Willers the Centaur Maker toured the piece around to various college galleries in the 1980s before storing the piece in a barn, where I assume it confused a lot of horses. In the early nineties, interested parties at the University of Tennessee decided they wanted to purchase it for permanent display on campus. I’m not sure why. I assume just because it was cool. That’s why I would do it. Even if I had to fend off questions like, “What would the tax payers of Tennessee think if we purchased a centaur?” According to the professor responsible for bringing it to the university, that exact question was raised. I love the world sometimes.

You don’t really need a moral behind a centaur skeleton, but the ones used for this bony art piece include teaching collegians the importance of skepticism and exploring the lines slashing through science, art, and history. It’s a lot like the Cardiff Giant, in a way, I guess. Except not as mean-spirited.


Coincidentally enough, the sports teams for the University of Tennessee are called the Volunteers, which is often shorted to Vols, which is only one letter away from Volos.
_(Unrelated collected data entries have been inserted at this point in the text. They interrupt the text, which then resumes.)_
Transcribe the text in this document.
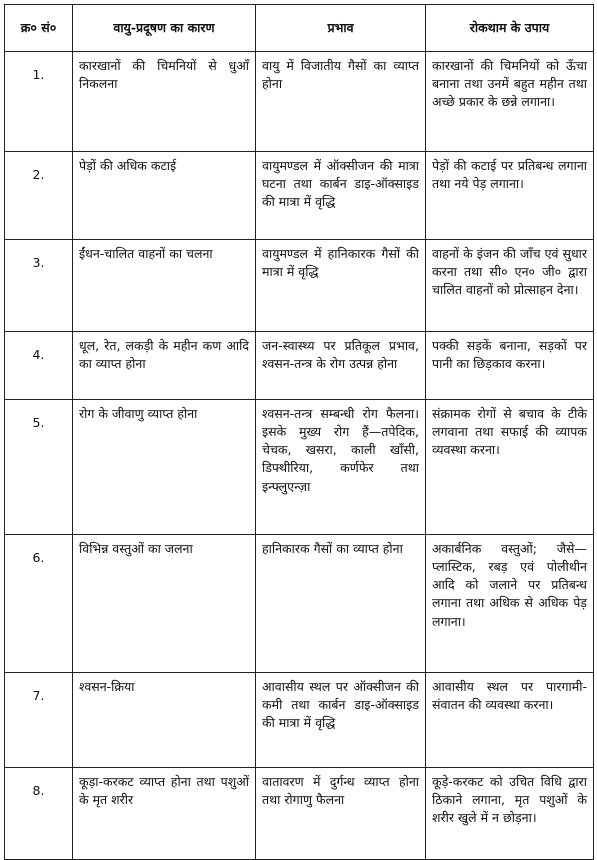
क्र० सं०	वायु-प्रदूषण का कारण	प्रभाव	रोकथाम के उपाय
1.	कारखानों की चिमनियों से धुआँ निकलना	वायु में विजातीय गैसों का व्याप्त होना	कारखानों की चिमनियों को ऊँचा बनाना तथा उनमें बहुत महीन तथा अच्छे प्रकार के छन्ने लगाना।
2.	पेड़ों की अधिक कटाई	वायुमण्डल में ऑक्सीजन की मात्रा घटना तथा कार्बन डाइ-ऑक्साइड की मात्रा में वृद्धि	पेड़ों की कटाई पर प्रतिबन्ध लगाना तथा नये पेड़ लगाना।
3.	ईंधन-चालित वाहनों का चलना	वायुमण्डल में हानिकारक गैसों की मात्रा में वृद्धि	वाहनों के इंजन की जाँच एवं सुधार करना तथा सी० एन० जी० द्वारा चालित वाहनों को प्रोत्साहन देना।
4.	धूल, रेत, लकड़ी के महीन कण आदि का व्याप्त होना	जन-स्वास्थ्य पर प्रतिकूल प्रभाव, श्वसन-तन्त्र के रोग उत्पन्न होना	पक्की सड़कें बनाना, सड़कों पर पानी का छिड़काव करना।
5.	रोग के जीवाणु व्याप्त होना	श्वसन-तन्त्र सम्बन्धी रोग फैलना। इसके मुख्य रोग हैं—तपेदिक, चेचक, खसरा, काली खाँसी, डिफ्थीरिया, कर्णफेर तथा इन्फ्लुएन्ज़ा	संक्रामक रोगों से बचाव के टीके लगवाना तथा सफाई की व्यापक व्यवस्था करना।
6.	विभिन्न वस्तुओं का जलना	हानिकारक गैसों का व्याप्त होना	अकार्बनिक वस्तुओं; जैसे—प्लास्टिक, रबड़ एवं पोलीथीन आदि को जलाने पर प्रतिबन्ध लगाना तथा अधिक से अधिक पेड़ लगाना।
7.	श्वसन-क्रिया	आवासीय स्थल पर ऑक्सीजन की कमी तथा कार्बन डाइ-ऑक्साइड की मात्रा में वृद्धि	आवासीय स्थल पर पारगामी-संवातन की व्यवस्था करना।
8.	कूड़ा-करकट व्याप्त होना तथा पशुओं के मृत शरीर	वातावरण में दुर्गन्ध व्याप्त होना तथा रोगाणु फैलना	कूड़े-करकट को उचित विधि द्वारा ठिकाने लगाना, मृत पशुओं के शरीर खुले में न छोड़ना।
That means that hopefully one day the university will retire their mascot Smokey the blue tick hound for a majestic centaur and really increase the value of their merchandise license. They can still keep it all orange and white.

Not surprisingly, this isn’t Willers only centaur skeleton. Right now, there is one on display at the Barnum Museum in Bridgeport, Connecticut. This one isn’t embedded in dirt, but stands fully erect…or fully L-shaped, I guess, and features the bones of a zebra and a human this time. Yes, it’s on my list.

As I left the campus, I didn’t feel so out of place anymore. I mean, I still didn’t make eye contact with any of the kids, but I definitely think I belong at any place with a centaur skeleton.